E' recente la polemica sui sottoservizi. Polemica è parola grossa; si tratta della espressione di opinioni e pareri da parte di chi è stato designato dai cittadini a rappresentarli e più in generale da parte di chi fa o farà politica. Si ritiene probabile che per questo motivo, ma non solo per questo, le affermazioni possano peccare del peccato originale di questo paese, il conflitto di interessi. Sicuramente peccano quelle dell'imprenditore.
Ma poi, dopo le illazioni e le reciproche accuse, resta la richiesta e l'opinione di Benedetti.
"Il prossimo anno, nel 2017, termineranno i lavori di ricostruzione degli edifici posti lungo l'asse centrale e le vie limitrofe. Il cuore della città potrà dunque tornare a battere. Non è possibile, non è logico e non è pensabile, per queste ragioni, far partire il cantiere per i sottoservizi. La città non può essere trasformata in una laguna cambogiana impedendo ai cittadini di rientrare nelle loro case e di riaprire le loro attività commerciali, per consentire l'avvio di lavori che andavano fatti cinque anni fa".
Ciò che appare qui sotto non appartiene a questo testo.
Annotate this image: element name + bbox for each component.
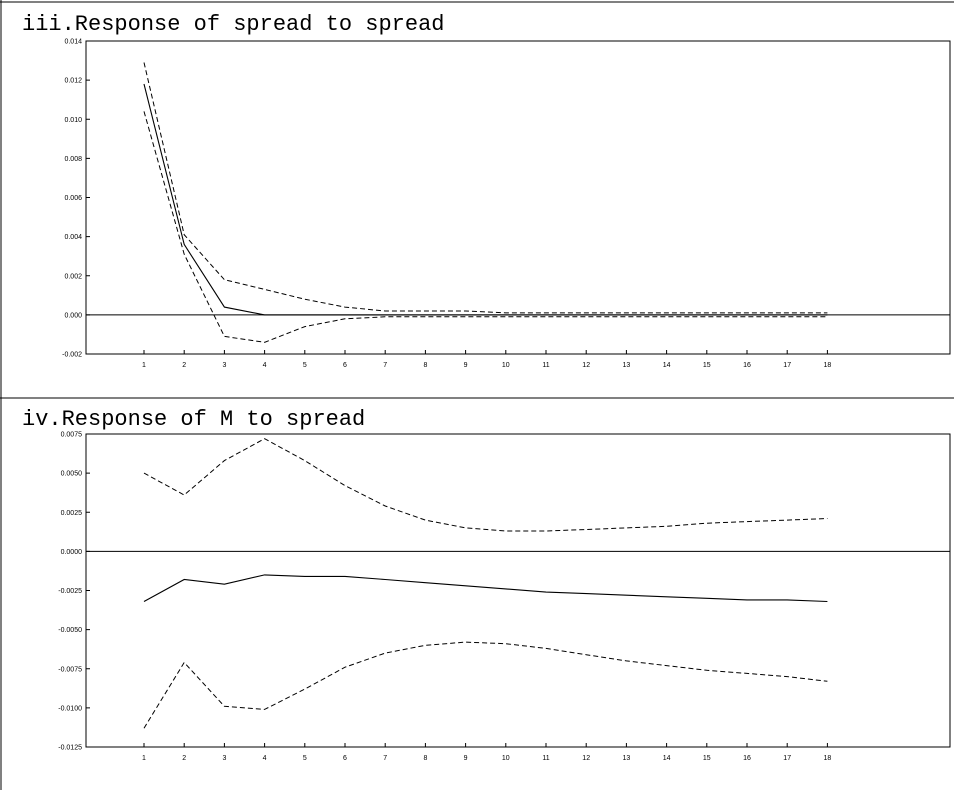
panel-iii-response-line	[143, 83, 828, 316]
panel-iii-plot-frame	[85, 40, 951, 355]
panel-iv-x-tick-label: 9	[464, 755, 468, 762]
panel-iv-x-tick-label: 18	[824, 755, 832, 762]
panel-iv-x-tick-label: 1	[142, 755, 146, 762]
panel-iv-x-tick-label: 14	[663, 755, 671, 762]
panel-iv-y-tick-label: -0.0125	[58, 745, 82, 752]
panel-iii-x-tick-label: 5	[303, 362, 307, 369]
panel-iii-y-tick-label: -0.002	[62, 352, 82, 359]
panel-iii-x-tick-label: 8	[423, 362, 427, 369]
panel-iii-x-axis: 1 2 3 4 5 6 7 8 9 10 11 12 13 14 15 16 17 18	[142, 350, 831, 369]
panel-iv-x-tick-label: 13	[623, 755, 631, 762]
panel-iv-title: iv.Response of M to spread	[22, 407, 365, 432]
panel-iv-x-tick-label: 17	[783, 755, 791, 762]
panel-iii-y-tick-label: 0.010	[64, 117, 82, 124]
panel-iv-x-tick-label: 16	[743, 755, 751, 762]
panel-iv-y-tick-label: 0.0000	[61, 549, 83, 556]
panel-iv-x-tick-label: 3	[222, 755, 226, 762]
panel-iv-x-axis: 1 2 3 4 5 6 7 8 9 10 11 12 13 14 15 16 17 18	[142, 743, 831, 762]
panel-iii-x-tick-label: 6	[343, 362, 347, 369]
panel-iv-y-tick-label: -0.0050	[58, 627, 82, 634]
panel-iii-y-tick-label: 0.014	[64, 39, 82, 46]
panel-iii-x-tick-label: 4	[263, 362, 267, 369]
panel-iii-y-tick-label: 0.008	[64, 156, 82, 163]
panel-iv-x-tick-label: 10	[502, 755, 510, 762]
panel-iv-response-line	[143, 574, 828, 603]
panel-iii-series	[86, 62, 950, 343]
panel-iv-x-tick-label: 5	[303, 755, 307, 762]
panel-iv-series	[86, 438, 950, 729]
panel-iii-title: iii.Response of spread to spread	[22, 12, 444, 37]
panel-iii-y-tick-label: 0.000	[64, 312, 82, 319]
panel-iii-response-spread-to-spread: iii.Response of spread to spread 0.014 0.…	[22, 12, 951, 369]
panel-iii-y-tick-label: 0.006	[64, 195, 82, 202]
panel-iv-y-tick-label: -0.0025	[58, 588, 82, 595]
panel-iii-x-tick-label: 9	[464, 362, 468, 369]
panel-iv-x-tick-label: 8	[423, 755, 427, 762]
panel-iii-lower-line	[143, 111, 828, 343]
panel-iii-x-tick-label: 16	[743, 362, 751, 369]
panel-iv-x-tick-label: 7	[383, 755, 387, 762]
panel-iv-response-m-to-spread: iv.Response of M to spread 0.00750.00500…	[22, 407, 951, 762]
panel-iii-x-tick-label: 17	[783, 362, 791, 369]
panel-iv-x-tick-label: 12	[582, 755, 590, 762]
panel-iv-y-axis: 0.0075 0.0050 0.0025 0.0000 -0.0025 -0.0050 -0…	[58, 432, 90, 752]
panel-iv-y-tick-label: -0.0075	[58, 666, 82, 673]
panel-iii-x-tick-label: 2	[182, 362, 186, 369]
panel-iv-y-tick-label: -0.0100	[58, 705, 82, 712]
panel-iii-x-tick-label: 14	[663, 362, 671, 369]
panel-iv-x-tick-label: 6	[343, 755, 347, 762]
panel-iii-y-tick-label: 0.002	[64, 273, 82, 280]
panel-iii-y-tick-label: 0.004	[64, 234, 82, 241]
panel-iii-upper-line	[143, 62, 828, 314]
panel-iii-x-tick-label: 15	[703, 362, 711, 369]
panel-iii-x-tick-label: 3	[222, 362, 226, 369]
panel-iii-x-tick-label: 1	[142, 362, 146, 369]
panel-iv-lower-line	[143, 641, 828, 729]
panel-iv-x-tick-label: 15	[703, 755, 711, 762]
panel-iv-upper-line	[143, 438, 828, 532]
panel-iv-y-tick-label: 0.0050	[61, 471, 83, 478]
panel-iii-x-tick-label: 12	[582, 362, 590, 369]
panel-iii-y-tick-label: 0.012	[64, 78, 82, 85]
panel-iv-y-tick-label: 0.0075	[61, 432, 83, 439]
panel-iii-x-tick-label: 10	[502, 362, 510, 369]
panel-iv-plot-frame	[85, 433, 951, 748]
panel-iv-x-tick-label: 2	[182, 755, 186, 762]
panel-iii-x-tick-label: 13	[623, 362, 631, 369]
panel-iv-x-tick-label: 4	[263, 755, 267, 762]
panel-iii-x-tick-label: 7	[383, 362, 387, 369]
panel-iii-x-tick-label: 11	[542, 362, 549, 369]
panel-iii-x-tick-label: 18	[824, 362, 832, 369]
panel-iv-x-tick-label: 11	[542, 755, 549, 762]
panel-iv-y-tick-label: 0.0025	[61, 510, 83, 517]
La retorica della ricostruzione impera nelle affermazioni non solo di Benedetti ma in quelle di tutti. Ora la domanda impertinente, la domanda che NON vi fate, la domanda che IO vi faccio è: quante famiglie devono rientrare lungo l'asse centrale? Quante famiglie abitavano lungo l'asse centrale?
10? 15? 33?
Non credo 33. Credo la metà in realtà. Ma ve ne concedo 330. Le moltiplico per 3 componenti medi a famiglia. Totale 990 persone.
Vi faccio un'altra domanda. E' forse questo 'il cuore della città che torna a battere'? 990 persone? O piuttosto le 50 che secondo me c'erano prima (facciamo a capirci, non mi interessa se fossero 50, 49, o 400 - ma quando!? -. Quello che mi interessa dirvi, farvi capire, dimostrarvi, è che erano poche). Ma di quale città parlate? Quella che era viva? O quella che era morta?
Allora parliamoci chiaramente. I cantieri andranno avanti, perché tanto della 30 persone che devono rientrare lungo l'asse centrale non interessa un accidenti niente a nessuno. Non me ne voglia il cordiale e simpatico avvocato, ma il provincialismo nostrano emerge proprio da questi striminziti numeri. Cioè questa città è, era, è restata e forse non resterà nel senso che si è ampiamente attrezzata per scavare, un paesotto, marginale, provinciale, borghesotto. E questo non perché 30 persone sono poche. ma perché i suoi abitanti considerano quelle persone non per quello che sono, 30 concittadini che vivono o vivevano lungo l'asse centrale, ma il cuore pulsante della città. Ecco da questo punto di vista allora per noi era morta, è morta, non c'è speranza di resurrezione alcuna. Ecco perché il problema non è sottoservizi sì, sottoservizi no, ma cambiare le teste della gente. Le 'cocce'.
E così possiamo considerare chiusa anche questa questione. Giù il sipario. Applausi. Per i fischi aspettiamo ancora.